Hulme J found that mental harm under s32(1) of the NSW Act included both pure mental harm and consequential mental harm. Under the Victorian Act, pure mental harm and consequential mental harm addressed separately. For cases of pure mental harm, the provision in s72 of the Victorian Act is the same as s32(1) of the NSW Act. In cases of consequential harm, however, the Victorian Act states the following:
A person (the plaintiff) is not entitled to recover damages from another person (the defendant) for consequential mental harm unless?
(a) the defendant foresaw or ought to have foreseen that a person of normal fortitude might, in the circumstances of the case, suffer a recognised psychiatric illness if reasonable care were not taken; or
(b) the defendant knew, or ought to have known, that the plaintiff is a person of less than normal fortitude and foresaw or ought to have foreseen that the plaintiff might, in the circumstances of the case, suffer a recognised psychiatric illness if reasonable care were not taken.
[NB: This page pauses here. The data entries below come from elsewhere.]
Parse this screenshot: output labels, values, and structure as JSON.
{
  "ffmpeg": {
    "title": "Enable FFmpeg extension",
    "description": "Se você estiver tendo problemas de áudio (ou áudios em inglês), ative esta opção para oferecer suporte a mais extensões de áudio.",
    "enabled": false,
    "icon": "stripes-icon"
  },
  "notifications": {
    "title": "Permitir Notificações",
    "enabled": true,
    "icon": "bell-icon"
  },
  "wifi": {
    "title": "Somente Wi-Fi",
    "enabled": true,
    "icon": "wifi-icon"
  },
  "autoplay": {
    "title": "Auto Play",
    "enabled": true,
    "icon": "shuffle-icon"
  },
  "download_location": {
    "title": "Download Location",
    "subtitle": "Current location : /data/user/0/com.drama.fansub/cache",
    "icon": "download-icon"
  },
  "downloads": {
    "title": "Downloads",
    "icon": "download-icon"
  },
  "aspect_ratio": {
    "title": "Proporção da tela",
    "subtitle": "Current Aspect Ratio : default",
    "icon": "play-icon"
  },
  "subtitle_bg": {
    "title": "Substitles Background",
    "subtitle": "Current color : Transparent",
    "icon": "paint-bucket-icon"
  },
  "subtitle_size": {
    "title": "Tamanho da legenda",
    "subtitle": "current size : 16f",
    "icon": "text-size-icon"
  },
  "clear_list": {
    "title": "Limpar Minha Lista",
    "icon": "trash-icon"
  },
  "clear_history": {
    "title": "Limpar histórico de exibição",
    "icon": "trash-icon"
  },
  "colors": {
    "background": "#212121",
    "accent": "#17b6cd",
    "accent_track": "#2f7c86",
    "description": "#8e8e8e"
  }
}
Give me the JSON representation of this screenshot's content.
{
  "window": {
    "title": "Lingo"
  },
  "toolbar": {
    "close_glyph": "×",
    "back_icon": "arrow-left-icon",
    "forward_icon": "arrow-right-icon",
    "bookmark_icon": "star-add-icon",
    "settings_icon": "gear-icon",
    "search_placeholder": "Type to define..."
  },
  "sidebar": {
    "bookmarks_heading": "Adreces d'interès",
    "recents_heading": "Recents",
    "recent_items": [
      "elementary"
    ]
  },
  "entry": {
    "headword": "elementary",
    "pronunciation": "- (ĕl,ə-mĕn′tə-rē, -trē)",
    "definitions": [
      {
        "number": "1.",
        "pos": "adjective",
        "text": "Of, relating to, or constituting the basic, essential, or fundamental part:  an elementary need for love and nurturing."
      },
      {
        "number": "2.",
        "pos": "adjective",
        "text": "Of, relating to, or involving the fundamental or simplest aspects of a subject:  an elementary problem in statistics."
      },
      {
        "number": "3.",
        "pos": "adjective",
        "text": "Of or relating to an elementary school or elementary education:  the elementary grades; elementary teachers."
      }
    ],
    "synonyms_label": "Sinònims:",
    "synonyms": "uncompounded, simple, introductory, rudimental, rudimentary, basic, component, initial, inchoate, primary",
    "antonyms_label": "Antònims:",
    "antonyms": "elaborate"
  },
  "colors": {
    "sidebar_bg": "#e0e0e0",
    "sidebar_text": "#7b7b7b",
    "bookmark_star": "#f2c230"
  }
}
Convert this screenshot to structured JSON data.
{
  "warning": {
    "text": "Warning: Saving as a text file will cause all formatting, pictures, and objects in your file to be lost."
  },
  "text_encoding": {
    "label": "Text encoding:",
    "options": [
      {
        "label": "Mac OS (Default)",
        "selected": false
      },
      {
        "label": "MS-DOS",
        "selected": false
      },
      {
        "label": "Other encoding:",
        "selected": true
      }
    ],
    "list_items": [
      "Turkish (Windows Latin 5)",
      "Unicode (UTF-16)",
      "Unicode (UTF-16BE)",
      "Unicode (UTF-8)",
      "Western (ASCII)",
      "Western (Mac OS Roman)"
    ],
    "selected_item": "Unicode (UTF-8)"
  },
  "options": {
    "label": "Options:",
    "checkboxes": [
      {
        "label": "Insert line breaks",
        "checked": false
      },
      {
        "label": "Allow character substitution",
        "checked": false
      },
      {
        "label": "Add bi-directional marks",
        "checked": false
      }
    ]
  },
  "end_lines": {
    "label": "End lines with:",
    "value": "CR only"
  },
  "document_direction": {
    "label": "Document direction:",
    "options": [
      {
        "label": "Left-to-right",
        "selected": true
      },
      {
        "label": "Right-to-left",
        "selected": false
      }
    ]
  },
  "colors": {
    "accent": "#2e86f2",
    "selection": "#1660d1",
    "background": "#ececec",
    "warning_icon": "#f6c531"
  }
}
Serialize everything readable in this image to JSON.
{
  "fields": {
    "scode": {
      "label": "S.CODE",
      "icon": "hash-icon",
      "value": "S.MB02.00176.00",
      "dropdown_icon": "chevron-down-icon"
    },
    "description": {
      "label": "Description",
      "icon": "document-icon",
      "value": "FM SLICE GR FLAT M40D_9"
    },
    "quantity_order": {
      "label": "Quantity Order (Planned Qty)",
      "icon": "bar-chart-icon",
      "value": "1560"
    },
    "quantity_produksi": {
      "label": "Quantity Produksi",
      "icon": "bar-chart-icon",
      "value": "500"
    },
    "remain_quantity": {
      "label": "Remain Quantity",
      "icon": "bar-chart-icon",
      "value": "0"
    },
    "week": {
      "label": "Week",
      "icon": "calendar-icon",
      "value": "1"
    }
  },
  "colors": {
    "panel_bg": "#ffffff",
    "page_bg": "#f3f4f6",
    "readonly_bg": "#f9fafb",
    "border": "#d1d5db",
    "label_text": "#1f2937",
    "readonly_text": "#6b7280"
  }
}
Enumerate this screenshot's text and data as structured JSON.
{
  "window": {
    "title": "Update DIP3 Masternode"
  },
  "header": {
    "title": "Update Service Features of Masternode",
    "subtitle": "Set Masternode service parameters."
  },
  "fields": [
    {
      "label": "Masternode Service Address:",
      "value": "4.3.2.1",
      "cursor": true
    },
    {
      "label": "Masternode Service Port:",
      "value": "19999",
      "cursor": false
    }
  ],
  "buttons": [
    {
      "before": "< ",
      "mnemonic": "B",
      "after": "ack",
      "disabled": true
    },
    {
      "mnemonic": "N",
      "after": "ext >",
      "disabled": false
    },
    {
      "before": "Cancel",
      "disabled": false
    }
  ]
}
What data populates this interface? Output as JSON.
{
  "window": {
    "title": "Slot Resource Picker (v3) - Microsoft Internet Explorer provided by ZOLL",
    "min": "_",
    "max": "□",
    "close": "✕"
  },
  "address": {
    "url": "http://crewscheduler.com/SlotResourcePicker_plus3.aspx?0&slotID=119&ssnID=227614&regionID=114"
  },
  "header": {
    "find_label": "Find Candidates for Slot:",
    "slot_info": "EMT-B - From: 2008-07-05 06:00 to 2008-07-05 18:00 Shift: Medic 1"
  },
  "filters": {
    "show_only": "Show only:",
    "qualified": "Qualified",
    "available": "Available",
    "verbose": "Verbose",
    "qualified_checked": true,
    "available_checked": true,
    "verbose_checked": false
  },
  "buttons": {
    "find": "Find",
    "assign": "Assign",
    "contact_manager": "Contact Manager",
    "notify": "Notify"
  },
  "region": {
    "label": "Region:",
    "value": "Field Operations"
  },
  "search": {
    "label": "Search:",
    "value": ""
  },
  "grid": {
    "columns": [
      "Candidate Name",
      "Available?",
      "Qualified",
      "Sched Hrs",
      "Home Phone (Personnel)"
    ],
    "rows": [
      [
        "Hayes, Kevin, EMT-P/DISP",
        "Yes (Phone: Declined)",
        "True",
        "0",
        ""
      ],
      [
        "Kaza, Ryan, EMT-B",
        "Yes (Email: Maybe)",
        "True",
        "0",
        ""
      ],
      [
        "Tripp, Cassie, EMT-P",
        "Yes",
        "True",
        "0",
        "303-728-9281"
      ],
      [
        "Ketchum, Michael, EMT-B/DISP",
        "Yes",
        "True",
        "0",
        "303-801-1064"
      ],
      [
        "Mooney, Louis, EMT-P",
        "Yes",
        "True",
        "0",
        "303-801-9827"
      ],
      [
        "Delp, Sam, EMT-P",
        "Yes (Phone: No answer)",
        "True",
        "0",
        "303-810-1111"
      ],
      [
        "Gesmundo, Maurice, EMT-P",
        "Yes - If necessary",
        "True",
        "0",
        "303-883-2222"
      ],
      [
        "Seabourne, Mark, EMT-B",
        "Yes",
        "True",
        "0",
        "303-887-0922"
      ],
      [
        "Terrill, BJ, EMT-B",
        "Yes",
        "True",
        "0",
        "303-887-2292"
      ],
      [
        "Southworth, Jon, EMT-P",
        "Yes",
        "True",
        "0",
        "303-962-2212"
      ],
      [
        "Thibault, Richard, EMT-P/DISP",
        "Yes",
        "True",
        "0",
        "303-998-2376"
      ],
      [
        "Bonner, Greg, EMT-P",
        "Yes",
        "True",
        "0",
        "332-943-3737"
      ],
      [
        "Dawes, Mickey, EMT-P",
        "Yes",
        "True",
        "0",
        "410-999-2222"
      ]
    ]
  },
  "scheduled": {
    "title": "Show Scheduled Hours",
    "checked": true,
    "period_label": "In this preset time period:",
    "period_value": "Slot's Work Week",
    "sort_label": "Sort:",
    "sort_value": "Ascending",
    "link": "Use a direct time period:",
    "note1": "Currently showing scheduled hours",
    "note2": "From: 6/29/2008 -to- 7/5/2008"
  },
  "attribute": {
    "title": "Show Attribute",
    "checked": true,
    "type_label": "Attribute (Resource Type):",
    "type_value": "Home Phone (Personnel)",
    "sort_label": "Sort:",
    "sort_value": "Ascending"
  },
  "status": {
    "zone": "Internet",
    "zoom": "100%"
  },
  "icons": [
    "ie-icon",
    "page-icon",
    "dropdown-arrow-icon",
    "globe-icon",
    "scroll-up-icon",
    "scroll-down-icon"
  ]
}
Therefore, under Victorian law, where a case relates to consequential harm, a court must consider both: whether a person of normal fortitude might have suffered a psychiatric illness; and whether the defendant knew or ought to have known that the plaintiff is a person of less than normal fortitude.
The case highlights that where a plaintiff has suffered mental harm it is not enough to prove that the plaintiff has suffered a psychiatric injury as a result of the relevant treatment or event. It must be considered whether it was reasonably foreseeable by the defendant that a person of normal fortitude might suffer a recognised psychiatric illness in the circumstances.
In Victoria, where the mental harm is a consequence of an injury of another kind, it should also be considered whether the defendant knew or ought to have known that the plaintiff was a person of less than normal fortitude and therefore might suffer a recognised psychiatric illness in the circumstances.